I knew what I was getting into.

When I found myself pregnant at 37, I was at once elated and apprehensive.

I mean, come on people, I'm getting old.

On more than one occasion, I've rejoiced in the fact that my kids were out of diapers, could be trusted to not put childproof outlet plugs in their mouths and had stopped eating bits of carpet fuzz.

I remember when the twins had been fully, reliably diaper trained, telling my then-sister-in-law that I was through with the baby stage. Forever.

Then along came Crowbar.

And so it began. Again.

Back to diapers. Back to spending dinnertime picking up the baby's cup.

Then the spoon.

Then a plate.

Then the cup again.

Back to blowing on (and cursing at) baby's food to cool it down while he howled in ravenous desperation -- and while inexplicably, my own plate was already ice cold. Back to scraping dried bits of macaroni off my kitchen floor.

And, thankfully, he graduated from that frustrating, socially isolating, house-destroying phase. And again I rejoiced and swore my baby years were behind me. For good.

And then came Sweet Pea.

Although, I knew things would be different this time.

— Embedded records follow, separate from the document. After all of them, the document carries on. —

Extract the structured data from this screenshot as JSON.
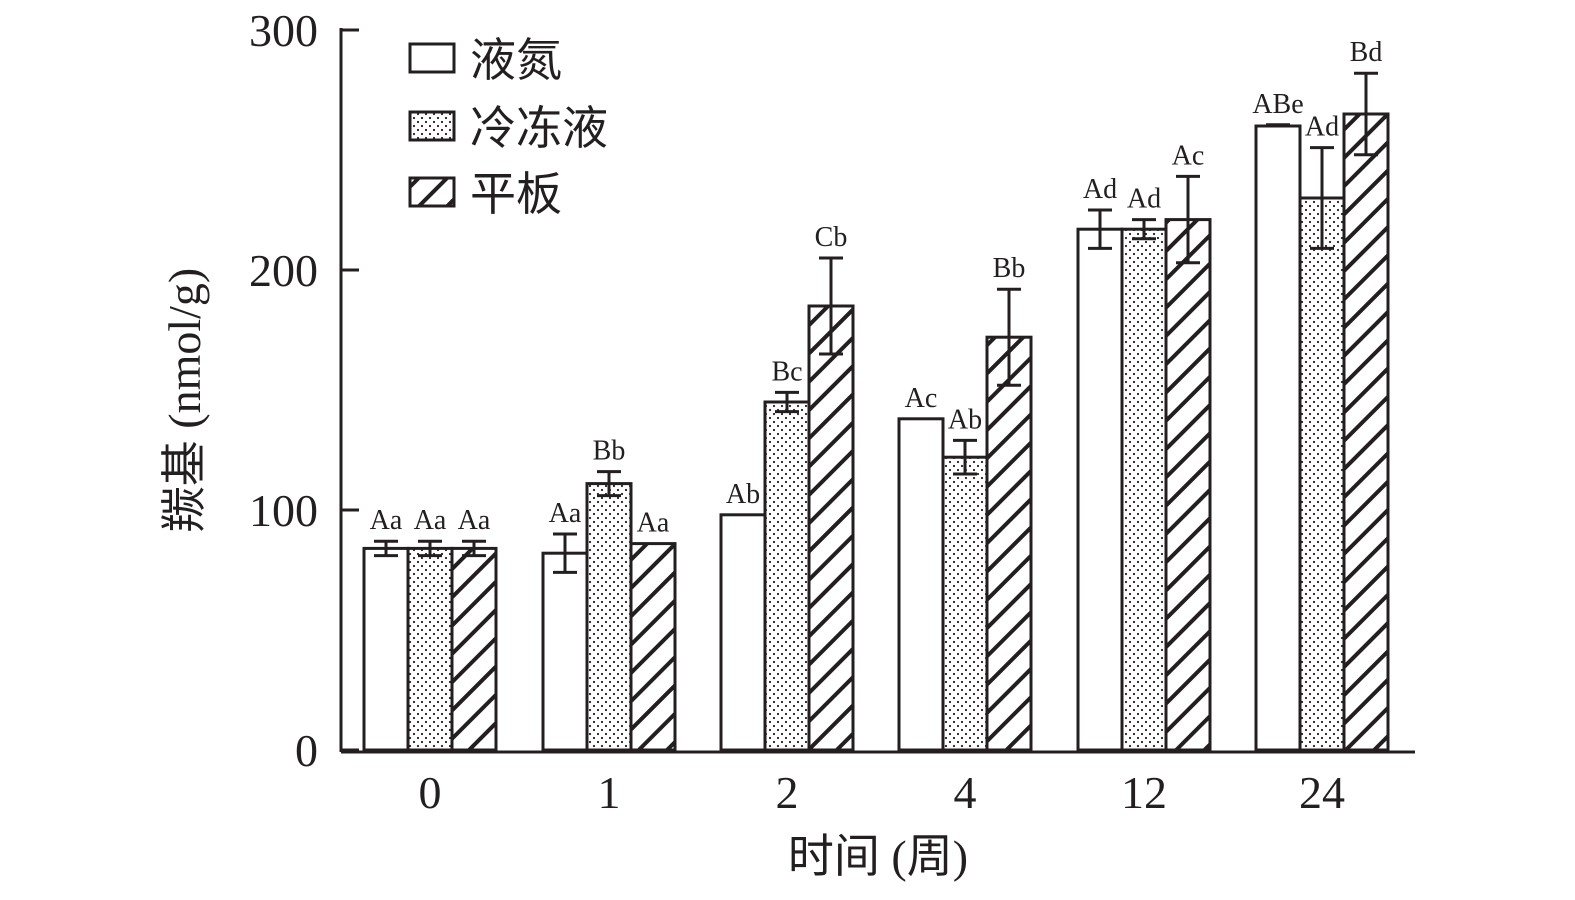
{
  "chart_data": {
    "type": "bar",
    "xlabel": "时间 (周)",
    "ylabel": "羰基 (nmol/g)",
    "ylim": [
      0,
      300
    ],
    "yticks": [
      0,
      100,
      200,
      300
    ],
    "categories": [
      "0",
      "1",
      "2",
      "4",
      "12",
      "24"
    ],
    "legend_position": "top-left",
    "series": [
      {
        "name": "液氮",
        "pattern": "plain",
        "values": [
          84,
          82,
          98,
          138,
          217,
          260
        ],
        "errors": [
          3,
          8,
          0,
          0,
          8,
          0.5
        ],
        "labels": [
          "Aa",
          "Aa",
          "Ab",
          "Ac",
          "Ad",
          "ABe"
        ]
      },
      {
        "name": "冷冻液",
        "pattern": "dots",
        "values": [
          84,
          111,
          145,
          122,
          217,
          230
        ],
        "errors": [
          3,
          5,
          4,
          7,
          4,
          21
        ],
        "labels": [
          "Aa",
          "Bb",
          "Bc",
          "Ab",
          "Ad",
          "Ad"
        ]
      },
      {
        "name": "平板",
        "pattern": "hatch",
        "values": [
          84,
          86,
          185,
          172,
          221,
          265
        ],
        "errors": [
          3,
          0,
          20,
          20,
          18,
          17
        ],
        "labels": [
          "Aa",
          "Aa",
          "Cb",
          "Bb",
          "Ac",
          "Bd"
        ]
      }
    ],
    "colors": {
      "ink": "#231f20",
      "fill": "#ffffff"
    }
  }
}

For one, I wasn't entering the baby stage alone. My current husband -- he loves it when I call him that -- is able to help me much more than my ex ever was. (I never will take for granted working the same shift as my husband. I can think of no greater stress on a marriage.)

Plus, Mark's entering the game fresh. He's enthusiastic and energetic -- a perfect match to my grizzled, worn-out veteran self. Hell, he still thinks it's cute when Sweet Pea pulls every pot, pan and dish out onto the kitchen floor. While I have a tough time not just seeing more dishes to wash.

And knowing Sweet Pea is my last baby, I find I'm more forgiving of frustrating toddler behavior. The meltdowns, the sticky hands, the failure to respond to the word, "No!"

Honestly, as tough as the early years can be, I can think of nothing cuter than a baby -- my baby -- in footie pajamas, toddling over and lifting her arms up to me looking for a snuggle. Or a dance in the kitchen. Or to lay her head on my shoulder for a quick siesta.

It's rewarding and exhausting all together. And despite shooing my baby girl away from the dog's dish and the kitchen garbage 1,000 times a day, I'm right where I belong.

I knew what I was getting into. And I love it.